Bagian 29

1.3K 108 33
                                    

Serena mengembuskan napas kasar. Bosan sekali rasanya di rumah sakit. Apalagi sejak kemarin, Dario tidak berhenti merepet, kakaknya itu marah karena tidak diberitahu kalau dirinya masuk rumah sakit. Padahal, kan, Serena hanya tidak ingin mengganggu Dario dan membuatnya khawatir. Ditambah, Dario mengadu pada Papa dan Ibu, sehingga mereka juga memarahi Serena. Sekarang, Papa dan Ibu sedang dalam perjalanan kembali ke Jakarta.

"Woy, Serentul! Cepetan makan, biar cepet sembuh. Apa gue aja nih yang makan makanan lo?" ucap Dario, menyodorkan makanan dari rumah sakit yang baru saja diantarkan beberapa saat lalu.

"Makan aja, Kak. Gue gak selera." Serena membalas.

"Bejrit, enak gini penampilannya lo gak selera? Makanan rumah sakit tuh enak asal lo tau aja!" Empat bulan lalu, saat Dario sakit dan harus dirawat, jam makan adalah hal yang paling ia tunggu-tunggu dan ia selalu melahap habis semua makanan yang disajikan. Saking enaknya, terkadang Dario kangen.

"Yaudah, kalau enak, makan aja sama lo Kak kata gue juga." Serena mengulangi perkataannya. Mau makanan itu dihabiskan juga Serena tidak masalah.

"Gak mau, ah. Masa gue yang makan," tolak Dario mentah-mentah. "Yaaa walaupun pengen sih. Cobain dikit boleh ya?" Dario melanjutkan ucapannya hanya selang beberapa detik kemudian, ia tersenyum lebar dengan alis yang naik turun.

Serena memutar bola matanya malas. Banyak sekali ini lakik satu basa-basinya.
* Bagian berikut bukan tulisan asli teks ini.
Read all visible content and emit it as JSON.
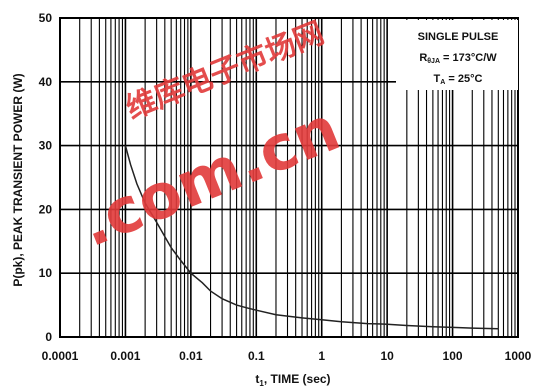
{
  "chart_data": {
    "type": "line",
    "x_scale": "log",
    "xlim": [
      0.0001,
      1000
    ],
    "ylim": [
      0,
      50
    ],
    "x_ticks": [
      "0.0001",
      "0.001",
      "0.01",
      "0.1",
      "1",
      "10",
      "100",
      "1000"
    ],
    "y_ticks": [
      "0",
      "10",
      "20",
      "30",
      "40",
      "50"
    ],
    "xlabel_prefix": "t",
    "xlabel_sub": "1",
    "xlabel_suffix": ", TIME (sec)",
    "ylabel": "P(pk), PEAK TRANSIENT POWER (W)",
    "grid": true,
    "legend_position": "top-right",
    "annotations": {
      "line1": "SINGLE PULSE",
      "line2_prefix": "R",
      "line2_sub": "θJA",
      "line2_suffix": " = 173°C/W",
      "line3_prefix": "T",
      "line3_sub": "A",
      "line3_suffix": " = 25°C"
    },
    "series": [
      {
        "x": [
          0.001,
          0.0012,
          0.0015,
          0.002,
          0.003,
          0.005,
          0.007,
          0.01,
          0.015,
          0.02,
          0.03,
          0.05,
          0.07,
          0.1,
          0.2,
          0.5,
          1,
          2,
          5,
          10,
          20,
          50,
          100,
          200,
          500
        ],
        "values": [
          30,
          27,
          24,
          21,
          18,
          14,
          12,
          10,
          8.5,
          7.2,
          6.0,
          5.0,
          4.6,
          4.2,
          3.5,
          3.0,
          2.7,
          2.4,
          2.1,
          2.0,
          1.8,
          1.6,
          1.5,
          1.4,
          1.3
        ]
      }
    ],
    "line_color": "#222222"
  },
  "watermark": {
    "text_top": "维库电子市场网",
    "text_main": ".com.cn",
    "color": "#e23a3a"
  }
}
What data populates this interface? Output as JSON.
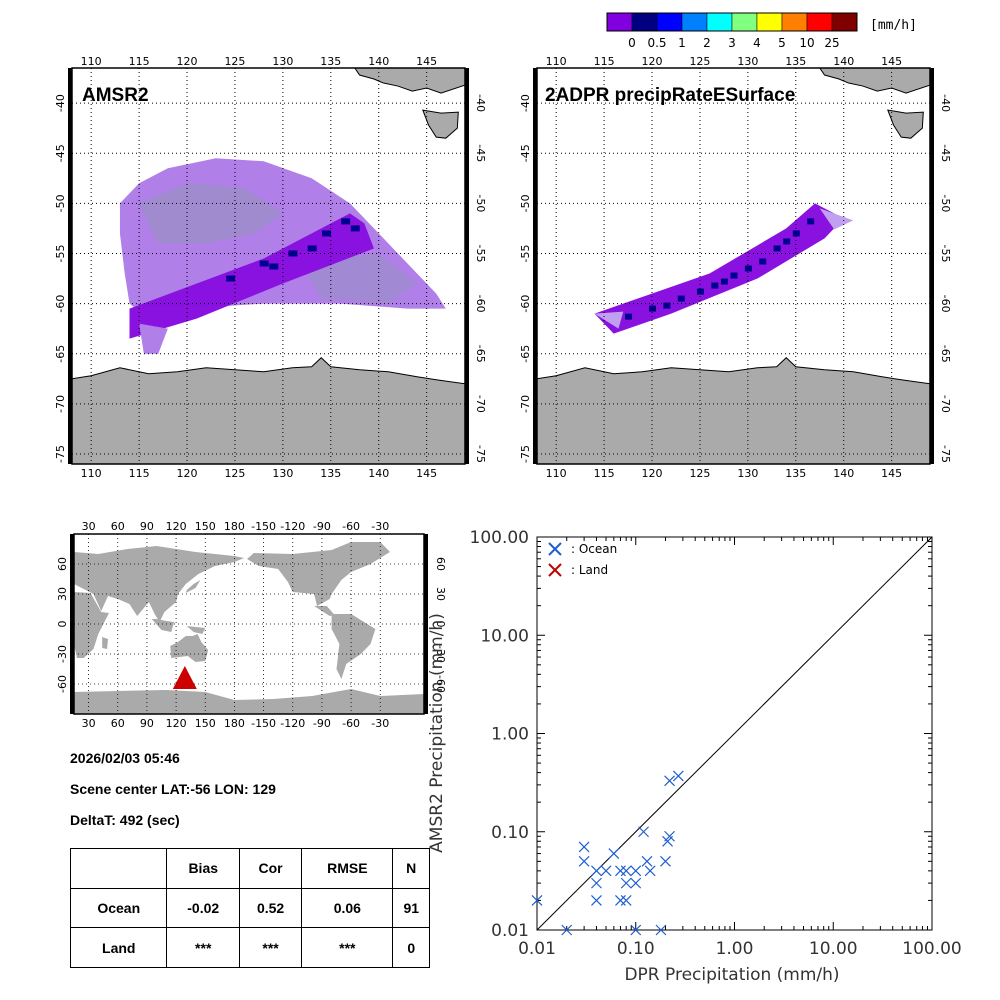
{
  "colorbar": {
    "unit": "[mm/h]",
    "colors": [
      "#8000e0",
      "#000080",
      "#0000ff",
      "#0080ff",
      "#00ffff",
      "#80ff80",
      "#ffff00",
      "#ff8000",
      "#ff0000",
      "#800000"
    ],
    "tick_labels": [
      "0",
      "0.5",
      "1",
      "2",
      "3",
      "4",
      "5",
      "10",
      "25"
    ]
  },
  "maps": {
    "lon_ticks": [
      "110",
      "115",
      "120",
      "125",
      "130",
      "135",
      "140",
      "145"
    ],
    "lat_ticks": [
      "-40",
      "-45",
      "-50",
      "-55",
      "-60",
      "-65",
      "-70",
      "-75"
    ],
    "left_title": "AMSR2",
    "right_title": "2ADPR precipRateESurface"
  },
  "world_map": {
    "lon_ticks": [
      "30",
      "60",
      "90",
      "120",
      "150",
      "180",
      "-150",
      "-120",
      "-90",
      "-60",
      "-30"
    ],
    "lat_ticks": [
      "60",
      "30",
      "0",
      "-30",
      "-60"
    ],
    "marker": {
      "lat": -56,
      "lon": 129,
      "color": "#cc0000"
    }
  },
  "info": {
    "datetime": "2026/02/03 05:46",
    "scene_center": "Scene center LAT:-56   LON: 129",
    "delta_t": "DeltaT:  492 (sec)"
  },
  "stats_table": {
    "headers": [
      "",
      "Bias",
      "Cor",
      "RMSE",
      "N"
    ],
    "rows": [
      {
        "label": "Ocean",
        "bias": "-0.02",
        "cor": "0.52",
        "rmse": "0.06",
        "n": "91"
      },
      {
        "label": "Land",
        "bias": "***",
        "cor": "***",
        "rmse": "***",
        "n": "0"
      }
    ]
  },
  "chart_data": {
    "type": "scatter",
    "xlabel": "DPR Precipitation (mm/h)",
    "ylabel": "AMSR2 Precipitation (mm/h)",
    "xscale": "log",
    "yscale": "log",
    "xlim": [
      0.01,
      100
    ],
    "ylim": [
      0.01,
      100
    ],
    "x_tick_labels": [
      "0.01",
      "0.10",
      "1.00",
      "10.00",
      "100.00"
    ],
    "y_tick_labels": [
      "0.01",
      "0.10",
      "1.00",
      "10.00",
      "100.00"
    ],
    "legend": [
      {
        "label": ": Ocean",
        "color": "#1f5fd0"
      },
      {
        "label": ": Land",
        "color": "#c00000"
      }
    ],
    "series": [
      {
        "name": "Ocean",
        "color": "#1f5fd0",
        "points": [
          [
            0.01,
            0.02
          ],
          [
            0.02,
            0.01
          ],
          [
            0.03,
            0.07
          ],
          [
            0.03,
            0.05
          ],
          [
            0.04,
            0.04
          ],
          [
            0.04,
            0.03
          ],
          [
            0.04,
            0.02
          ],
          [
            0.05,
            0.04
          ],
          [
            0.06,
            0.06
          ],
          [
            0.07,
            0.04
          ],
          [
            0.07,
            0.02
          ],
          [
            0.08,
            0.04
          ],
          [
            0.08,
            0.03
          ],
          [
            0.08,
            0.02
          ],
          [
            0.1,
            0.04
          ],
          [
            0.1,
            0.03
          ],
          [
            0.1,
            0.01
          ],
          [
            0.12,
            0.1
          ],
          [
            0.13,
            0.05
          ],
          [
            0.14,
            0.04
          ],
          [
            0.18,
            0.01
          ],
          [
            0.2,
            0.05
          ],
          [
            0.21,
            0.08
          ],
          [
            0.22,
            0.09
          ],
          [
            0.22,
            0.33
          ],
          [
            0.27,
            0.37
          ]
        ]
      },
      {
        "name": "Land",
        "color": "#c00000",
        "points": []
      }
    ]
  }
}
Serena memutuskan untuk mengambil ponselnya. Harap-harap ini bisa mengusir rasa bosannya. Aplikasi yang pertama kali Serena buka adalah WhatsApp, ada banyak pesan dari teman-temannya dan Serena ingin membalas itu. Namun, tindakan tidak sesuai dengan niat awal, Serena malah membuka kolom chat-nya dengan Biru yang ia pin, bertengger dipaling atas.

Serena membaca hampir semua pesan yang ada disana, termasuk pesan-pesan lama. Serena tidak pernah menghapusnya sejak mereka berpacaran, bahkan ketika mereka sempat putus, Serena membiarkan pesan-pesan itu tetap tinggal disana.

Ada banyak pesan lucu dan menyenangkan, ada juga beberapa perdebatan kecil, cukup banyak juga ia dan Biru berbalas foto-foto nyeleneh. Serena tersenyum kecil. Tidak dapat dipungkiri, hadirnya Biru menyempurnakan kebahagiaan yang Serena miliki.

Serena menghela napas panjang. Senyuman yang tadi sempat terukir itu kini benar-benar hilang. Gadis itu menaruh ponselnya dan merenung dengan arah pandang yang tertuju pada langit-langit kamar. Biru memenuhi setiap sudut yang ada dipikirannya.

Yang waktu itu ngeblokir gue bukan Biru, kenapa gue harus marah sama dia?

"Heh Serentul! Lo kenapa kayak orang banyak pikiran bener dah? Bengong gitu. Istighfar, Neng. Lagi di rumah sakit kita," tegur Dario saat menyadari Serena malah bengong.

"Kak, Biru gak salah, kenapa gue harus marah sama dia, ya?" tanya Serena, pandangannya masih tidak beralih.

Dario berdecak, ia mengambil sebotol air mineral dengan wajah malas dan meminumnya beberapa tegukan. "Biru lagi, Biru lagi. Lo gak bosen-bosen, ya, Ser, ngomongin si kuning tai itu?" balas Dario, melirik Serena dengan sinis. Adiknya ini Biru terus yang dibahas.

"Kan dia pacar gue, Kak," balas Serena.

Dario memutar bola mata malas, lidahnya menjulur keluar, bergaya seperti orang mau muntah."Bocil sok-sok pacaran, jadi bulol gini deh."

Namun, Serena tidak memedulikan Dario yang meledeknya. "Kak, mau chat duluan gengsi. Masa gue yang ngechat duluan ya, kan?" ucap Serena. "Semoga dia nanti chat atau kesini, ya?"

"Yeee ngarep lo cil bocil? Nanti kalau si Biru kesini gue usir!" Dario menggebu-gebu. Panjang umur amat hubungan bocil-bocil ini. Kalau mereka putus—harus putus, Dario ingin mereka putus—Dario akan menjadi orang yang paling heboh merayakannya.